What Is Byte, the App That Just Passed TikTok on App Store Charts?

Byte, a new competitor of TikTok, received over 620,000 downloads on July 9, Sensor Tower says

Photo: Byte.co

A TikTok competitor named Byte experienced a record number of installations and passed TikTok on the Apple App Store charts today after President Trump and Secretary of State Mike Pompeo both publicly flirted with the idea of banning TikTok from U.S. users.

Sensor Tower data reported Byte’s installation count spiked July 9, when it was downloaded 622,000 times — the most downloads since the app launched in January 2020. “This was the most downloads it has ever seen in a day, up 47 percent from about 422,000 downloads on January 25 right after launch,” Sensor Tower mobile insights strategist Stephanie Chan told TheWrap.

Chan said the download spike was directly related to recent talk of the U.S. banning TikTok. “The spike does correlate with the White House’s comments about a potential TikTok ban in the U.S.,” Chan said. “Anecdotally, on July 8 and 9, we saw a number of user reviews mentioning TikTok, so that also seems to point to the White House’s comments as the reason for the increased interest.”

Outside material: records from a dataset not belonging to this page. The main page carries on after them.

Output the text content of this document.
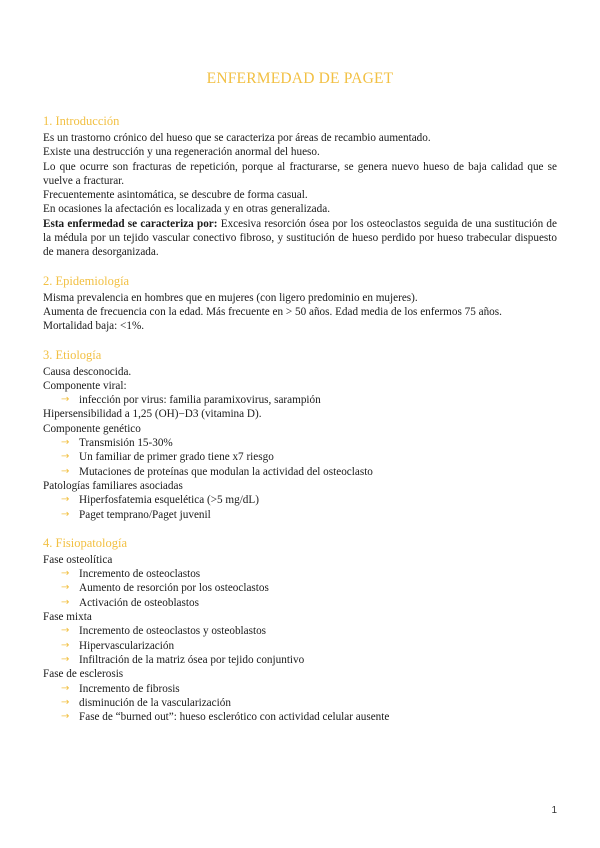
ENFERMEDAD DE PAGET
1. Introducción

Es un trastorno crónico del hueso que se caracteriza por áreas de recambio aumentado.

Existe una destrucción y una regeneración anormal del hueso.

Lo que ocurre son fracturas de repetición, porque al fracturarse, se genera nuevo hueso de baja calidad que se vuelve a fracturar.

Frecuentemente asintomática, se descubre de forma casual.

En ocasiones la afectación es localizada y en otras generalizada.

Esta enfermedad se caracteriza por: Excesiva resorción ósea por los osteoclastos seguida de una sustitución de la médula por un tejido vascular conectivo fibroso, y sustitución de hueso perdido por hueso trabecular dispuesto de manera desorganizada.

2. Epidemiología

Misma prevalencia en hombres que en mujeres (con ligero predominio en mujeres).

Aumenta de frecuencia con la edad. Más frecuente en > 50 años. Edad media de los enfermos 75 años.

Mortalidad baja: <1%.

3. Etiología

Causa desconocida.

Componente viral:

→ infección por virus: familia paramixovirus, sarampión

Hipersensibilidad a 1,25 (OH)−D3 (vitamina D).

Componente genético

→ Transmisión 15-30%
→ Un familiar de primer grado tiene x7 riesgo
→ Mutaciones de proteínas que modulan la actividad del osteoclasto

Patologías familiares asociadas

→ Hiperfosfatemia esquelética (>5 mg/dL)
→ Paget temprano/Paget juvenil
4. Fisiopatología

Fase osteolítica

→ Incremento de osteoclastos
→ Aumento de resorción por los osteoclastos
→ Activación de osteoblastos

Fase mixta

→ Incremento de osteoclastos y osteoblastos
→ Hipervascularización
→ Infiltración de la matriz ósea por tejido conjuntivo

Fase de esclerosis

→ Incremento de fibrosis
→ disminución de la vascularización
→ Fase de “burned out”: hueso esclerótico con actividad celular ausente
1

Chan added that Byte rolled out an update July 6, but that the update was to make minor improvements and fix bugs — “so that update probably doesn’t account for the spike.”

Byte launched in January 2020 and was created by former Vine co-founder and general manager Dom Hofmann. Twitter acquired Vine in fall 2012, and shut down the app’s operations by October 2017. Hofmann began work on Byte in December 2017, originally intending for it to be a clone of Vine. The current Byte app is similar to TikTok, and lets users capture and edit short looped videos to post to social feeds.

Sensor Tower estimates Byte has 2.5 million downloads worldwide on both iOS and Android since its launch.

TikTok has 2.3 billion users globally. The app was originally called Douyin and launched in China in 2016. After acquiring Shangai and Santa Monica-based startup Musical.ly in 2017, TikTok’s Chinese-based parent company ByteDance consolidated the two into one app, rebranding it as TikTok to launch it in the United States in August 2018. The control of TikTok by the Chinese government and concerns that it could use the software to snoop on unsuspecting Americans through their phones is what’s prompted Pompeo and Trump to openly consider a ban.

“This (2.3 billion users) figure also includes the Chinese version of the app, Douyin, and it excludes downloads from third-party Android marketplaces in China,” Chan said of TikTok’s total download count.

Sensor Tower reported TikTok was the most downloaded non-gaming app in June with over 87 million installations — a roughly 53% increase from June 2019.

While it doesn’t come close to TikTok’s user count, Byte is currently the top-ranked free download on the Apple App Store, while TikTok is No. 3, after video conferencing software Zoom. Byte and TikTok did not respond to TheWrap’s request for comment.

Hofmann did recently respond to popular game streamer Tyler “Ninja” Blevins, who tweeted he deleted TikTok, claiming it was “data farming” and is run by an “intrusive company.” Blevins added that he did try out Byte, but said, “there’s byte, but I’ve seen it and tried to use it, just not as clean and seamless as TIKTOK. Just waiting (at the moment).” Hofmann simply replied to Blevins, “damn, headshot.”

Byte isn’t the only TikTok competitor to get a boost from skeptical TikTok investors and users. Shares of social media app Snap rose nearly 8% on Tuesday, hitting a high of $25 per share, the highest since its March 2017 IPO.